Dus maakte André onderdeel uit van Tim Grieks grote plan: een platenmaatschappij waar hij zélf de lakens zou uitdelen. Disky, zo heette de platenmaatschappij van een rijke ondernemer uit Hoorn, en Griek zou voor hem het beste wat er in Nederland op muzikaal gebied te krijgen was bij elkaar brengen. En daar hoorde Hazes bij. Die stond nog onder contract bij een andere platenmaatschappij, maar dat contract zou binnenkort aflopen. Kat in het bakkie, wist Griek, al ging het allemaal niet vanzelf: hij werkte soms twintig uur per dag in die maanden. Maar dat was hij gewend en het was een klein offer, vond hij, want als dit van de grond kwam, zou het groots en meeslepend worden. En hij zou na jaren buffelen straks eindelijk weer eens wat meer tijd hebben voor zijn gezin. Voor zijn vrouw Leny, voor dochter Carin en zoon Tim junior. Het lot besliste anders. Tim Griek viel in de ijskoude nacht van 12 op 13 februari 1988 op de Huygendijk in slaap achter het stuur en reed de Ringvaart in. Op steenworp afstand van het huis in Oterleek waar zijn gezin lag te slapen, verdronk Tim Griek. En met hem zijn droom.
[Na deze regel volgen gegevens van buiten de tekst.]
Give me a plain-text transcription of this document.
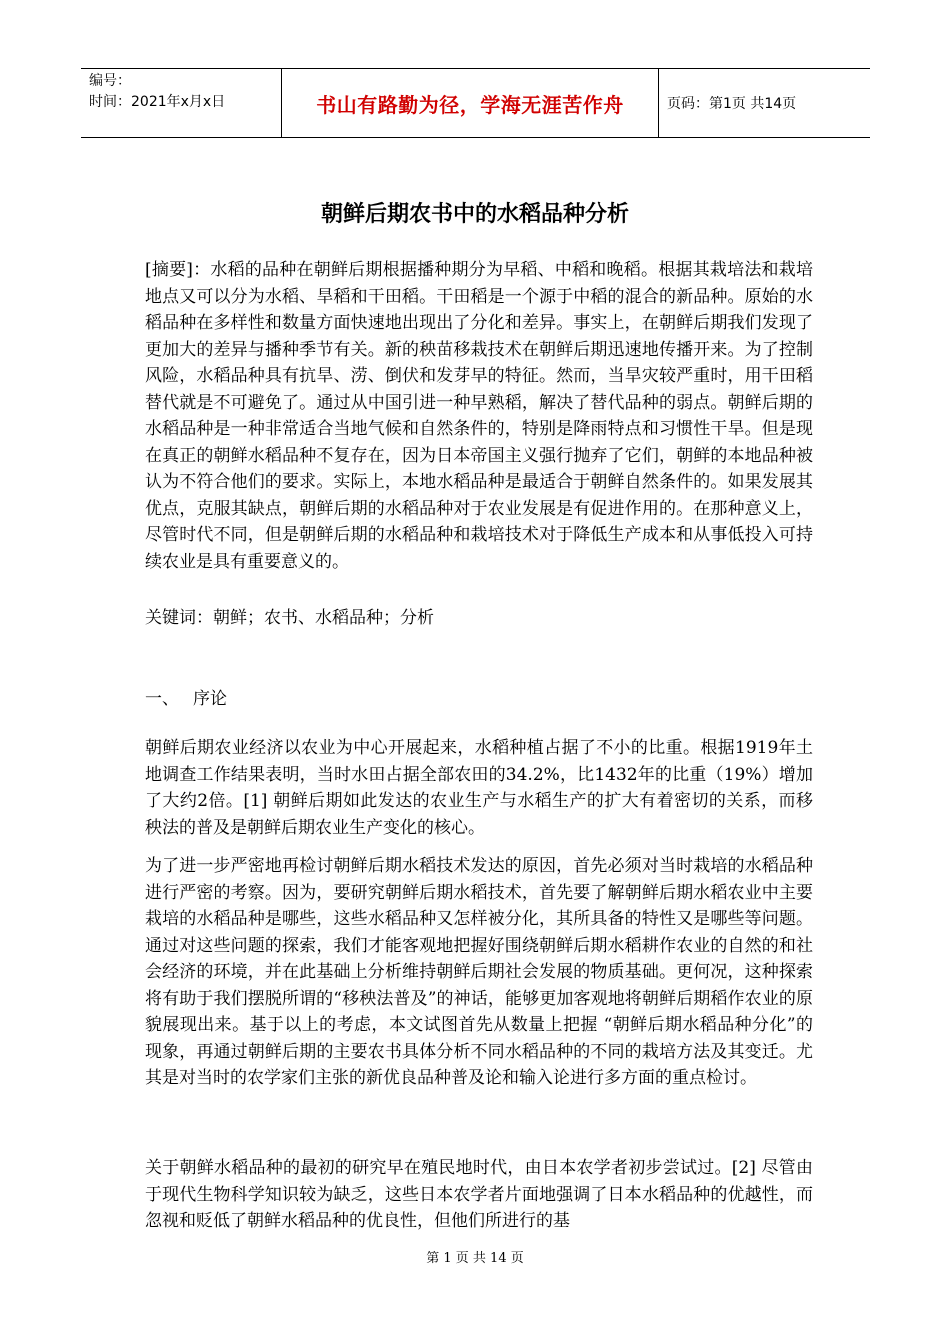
编号：
时间：2021年x月x日	书山有路勤为径，学海无涯苦作舟	页码：第1页 共14页
朝鲜后期农书中的水稻品种分析
[摘要]：水稻的品种在朝鲜后期根据播种期分为早稻、中稻和晚稻。根据其栽培法和栽培地点又可以分为水稻、旱稻和干田稻。干田稻是一个源于中稻的混合的新品种。原始的水稻品种在多样性和数量方面快速地出现出了分化和差异。事实上，在朝鲜后期我们发现了更加大的差异与播种季节有关。新的秧苗移栽技术在朝鲜后期迅速地传播开来。为了控制风险，水稻品种具有抗旱、涝、倒伏和发芽早的特征。然而，当旱灾较严重时，用干田稻替代就是不可避免了。通过从中国引进一种早熟稻，解决了替代品种的弱点。朝鲜后期的水稻品种是一种非常适合当地气候和自然条件的，特别是降雨特点和习惯性干旱。但是现在真正的朝鲜水稻品种不复存在，因为日本帝国主义强行抛弃了它们，朝鲜的本地品种被认为不符合他们的要求。实际上，本地水稻品种是最适合于朝鲜自然条件的。如果发展其优点，克服其缺点，朝鲜后期的水稻品种对于农业发展是有促进作用的。在那种意义上，尽管时代不同，但是朝鲜后期的水稻品种和栽培技术对于降低生产成本和从事低投入可持续农业是具有重要意义的。
关键词：朝鲜；农书、水稻品种；分析
一、 序论
朝鲜后期农业经济以农业为中心开展起来，水稻种植占据了不小的比重。根据1919年土地调查工作结果表明，当时水田占据全部农田的34.2%，比1432年的比重（19%）增加了大约2倍。[1] 朝鲜后期如此发达的农业生产与水稻生产的扩大有着密切的关系，而移秧法的普及是朝鲜后期农业生产变化的核心。
为了进一步严密地再检讨朝鲜后期水稻技术发达的原因，首先必须对当时栽培的水稻品种进行严密的考察。因为，要研究朝鲜后期水稻技术，首先要了解朝鲜后期水稻农业中主要栽培的水稻品种是哪些，这些水稻品种又怎样被分化，其所具备的特性又是哪些等问题。通过对这些问题的探索，我们才能客观地把握好围绕朝鲜后期水稻耕作农业的自然的和社会经济的环境，并在此基础上分析维持朝鲜后期社会发展的物质基础。更何况，这种探索将有助于我们摆脱所谓的“移秧法普及”的神话，能够更加客观地将朝鲜后期稻作农业的原貌展现出来。基于以上的考虑，本文试图首先从数量上把握 “朝鲜后期水稻品种分化”的现象，再通过朝鲜后期的主要农书具体分析不同水稻品种的不同的栽培方法及其变迁。尤其是对当时的农学家们主张的新优良品种普及论和输入论进行多方面的重点检讨。
关于朝鲜水稻品种的最初的研究早在殖民地时代，由日本农学者初步尝试过。[2] 尽管由于现代生物科学知识较为缺乏，这些日本农学者片面地强调了日本水稻品种的优越性，而忽视和贬低了朝鲜水稻品种的优良性，但他们所进行的基
第 1 页 共 14 页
‘Wat lijk jij op je vader’
Tim Griek junior (48) zit achter de witte Yamaha-piano in zijn Amsterdamse appartement. Driehoog, hartje Jordaan, ruim en strak, maar warm ingericht. Een paar noten van Billy Joel’s Pianoman, dan houdt ie het voor gezien. Tim staart uit het raam naar de Westertoren. Hij praat niet graag over zichzelf, zegt ie, maar als je het hem op de man af vraagt, wil hij wel toegeven dat het af en toe nog knaagt. Na zijn vaders dood heeft hij het nog even geprobeerd, iets te bereiken in de muziek, in de voetsporen treden van zijn ouweheer. Hij had een piano, een Korg M1-synthesizer en een Atari 1040 ST, destijds dé computer om muziek mee op te nemen. En eigenlijk, zegt Tim, had hij er ook gewoon mee door moeten gaan. Maar hij was te jong. Een stuurloos gastje van veertien wiens vader net was overleden. Dat doet wat met een kind. Dus verkocht hij alles. Er kwam uiteindelijk wel een andere piano in huis, maar hij doet er niet veel mee. En het is goed zo: Tim heeft een puike baan als exportmanager bij een multinational, leeft een comfortabel leven.
Wat niet wil zeggen dat de muziek nooit zal blijven lokken. Het zullen de genen zijn, gokt hij. Dezelfde genen die ervoor zorgden dat hij ongelooflijk veel op zijn vader lijkt. Qua uiterlijk, maar toch vooral in zijn manier van praten, het timbre van z’n stem, zijn houding, de maniertjes. Bijna eng is het.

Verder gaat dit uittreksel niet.